Prior to joining NYU, Yang completed his PhD at the University of Hong Kong under the supervision of Professor Xiaojuan Qi, where he built a strong foundation in 3D vision, domain adaptation, and open-world scene understanding. His early work contributed to advancing 3D object detection and semantic segmentation, including influential papers on self-training methods and sim-to-real transfer. Over time, his research evolved toward more ambitious goals—developing unified models that bridge perception and reasoning. This trajectory is reflected in projects such as “Thinking in Space” and “Cambrian,” which investigate how multimodal models can construct and manipulate spatial representations across time, laying the groundwork for more general-purpose AI systems.
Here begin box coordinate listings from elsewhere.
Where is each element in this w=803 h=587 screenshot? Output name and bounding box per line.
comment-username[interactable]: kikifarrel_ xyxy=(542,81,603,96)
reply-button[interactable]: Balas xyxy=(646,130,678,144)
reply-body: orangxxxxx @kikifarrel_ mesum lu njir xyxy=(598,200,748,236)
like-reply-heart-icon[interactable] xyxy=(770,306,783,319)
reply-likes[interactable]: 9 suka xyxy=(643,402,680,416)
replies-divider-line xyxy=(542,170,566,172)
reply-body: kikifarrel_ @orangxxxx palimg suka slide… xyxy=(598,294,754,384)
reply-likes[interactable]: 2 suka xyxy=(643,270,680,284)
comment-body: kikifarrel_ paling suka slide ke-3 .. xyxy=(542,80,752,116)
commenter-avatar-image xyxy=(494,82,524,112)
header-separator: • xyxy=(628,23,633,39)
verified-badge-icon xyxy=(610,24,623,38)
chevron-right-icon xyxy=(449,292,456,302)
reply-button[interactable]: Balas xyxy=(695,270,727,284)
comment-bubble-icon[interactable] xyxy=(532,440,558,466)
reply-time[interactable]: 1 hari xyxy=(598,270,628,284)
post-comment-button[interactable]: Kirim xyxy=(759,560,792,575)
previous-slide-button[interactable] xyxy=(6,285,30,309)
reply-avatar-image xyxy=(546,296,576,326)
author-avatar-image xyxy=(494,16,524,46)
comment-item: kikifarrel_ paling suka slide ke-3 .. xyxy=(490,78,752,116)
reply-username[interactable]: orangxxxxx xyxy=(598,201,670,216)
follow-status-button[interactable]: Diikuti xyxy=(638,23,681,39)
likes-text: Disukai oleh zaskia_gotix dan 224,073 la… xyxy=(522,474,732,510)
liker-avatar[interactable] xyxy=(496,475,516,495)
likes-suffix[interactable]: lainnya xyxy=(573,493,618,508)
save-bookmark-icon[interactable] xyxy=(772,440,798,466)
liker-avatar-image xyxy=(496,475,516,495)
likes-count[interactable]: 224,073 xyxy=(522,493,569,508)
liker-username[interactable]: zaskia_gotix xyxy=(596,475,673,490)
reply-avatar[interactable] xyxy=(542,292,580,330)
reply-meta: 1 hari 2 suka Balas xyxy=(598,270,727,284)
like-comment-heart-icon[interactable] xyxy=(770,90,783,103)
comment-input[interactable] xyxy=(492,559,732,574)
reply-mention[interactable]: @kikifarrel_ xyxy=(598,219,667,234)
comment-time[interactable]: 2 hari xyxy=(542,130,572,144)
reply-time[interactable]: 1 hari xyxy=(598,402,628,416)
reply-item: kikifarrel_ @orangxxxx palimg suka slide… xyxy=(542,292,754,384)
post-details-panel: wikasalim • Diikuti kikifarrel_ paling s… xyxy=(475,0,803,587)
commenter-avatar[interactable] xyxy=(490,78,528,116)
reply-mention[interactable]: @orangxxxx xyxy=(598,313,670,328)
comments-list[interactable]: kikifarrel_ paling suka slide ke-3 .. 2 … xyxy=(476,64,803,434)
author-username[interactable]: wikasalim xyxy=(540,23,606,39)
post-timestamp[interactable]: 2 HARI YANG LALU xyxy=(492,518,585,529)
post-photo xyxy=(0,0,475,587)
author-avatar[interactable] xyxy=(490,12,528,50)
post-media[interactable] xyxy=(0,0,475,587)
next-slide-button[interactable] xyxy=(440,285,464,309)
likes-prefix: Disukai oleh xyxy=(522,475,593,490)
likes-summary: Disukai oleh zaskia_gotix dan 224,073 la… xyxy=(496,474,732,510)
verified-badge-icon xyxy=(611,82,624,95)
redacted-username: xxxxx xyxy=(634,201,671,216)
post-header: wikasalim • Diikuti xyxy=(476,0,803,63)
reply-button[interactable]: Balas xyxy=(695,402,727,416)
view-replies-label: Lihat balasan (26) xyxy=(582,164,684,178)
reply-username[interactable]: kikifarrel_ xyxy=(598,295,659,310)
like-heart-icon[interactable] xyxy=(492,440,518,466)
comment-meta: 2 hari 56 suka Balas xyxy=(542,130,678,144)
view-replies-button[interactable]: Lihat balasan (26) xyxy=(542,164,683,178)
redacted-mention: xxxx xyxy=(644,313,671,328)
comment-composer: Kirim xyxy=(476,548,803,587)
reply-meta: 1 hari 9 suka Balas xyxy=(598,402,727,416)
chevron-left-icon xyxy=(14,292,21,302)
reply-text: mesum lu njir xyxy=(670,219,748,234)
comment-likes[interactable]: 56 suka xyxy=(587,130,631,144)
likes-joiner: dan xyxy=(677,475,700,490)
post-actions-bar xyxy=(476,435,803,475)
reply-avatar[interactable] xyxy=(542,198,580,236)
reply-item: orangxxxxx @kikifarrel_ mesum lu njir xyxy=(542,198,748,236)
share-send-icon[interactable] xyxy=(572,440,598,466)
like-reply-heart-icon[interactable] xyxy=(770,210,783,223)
Yang’s academic journey began at Sun Yat-sen University, where he earned his undergraduate degree in software engineering, graduating with top honors. Alongside his academic work, he gained industry research experience through internships at leading AI labs including Tencent, SenseTime, and YITU Technology, where he worked on applied computer vision problems. Known for combining theoretical depth with practical impact, Yang has also contributed to widely used open-source tools such as OpenPCDet. His work continues to push the boundaries of how AI systems integrate vision, language, and real-world grounding—positioning him as part of a new generation of researchers shaping the evolution of intelligent, multimodal systems.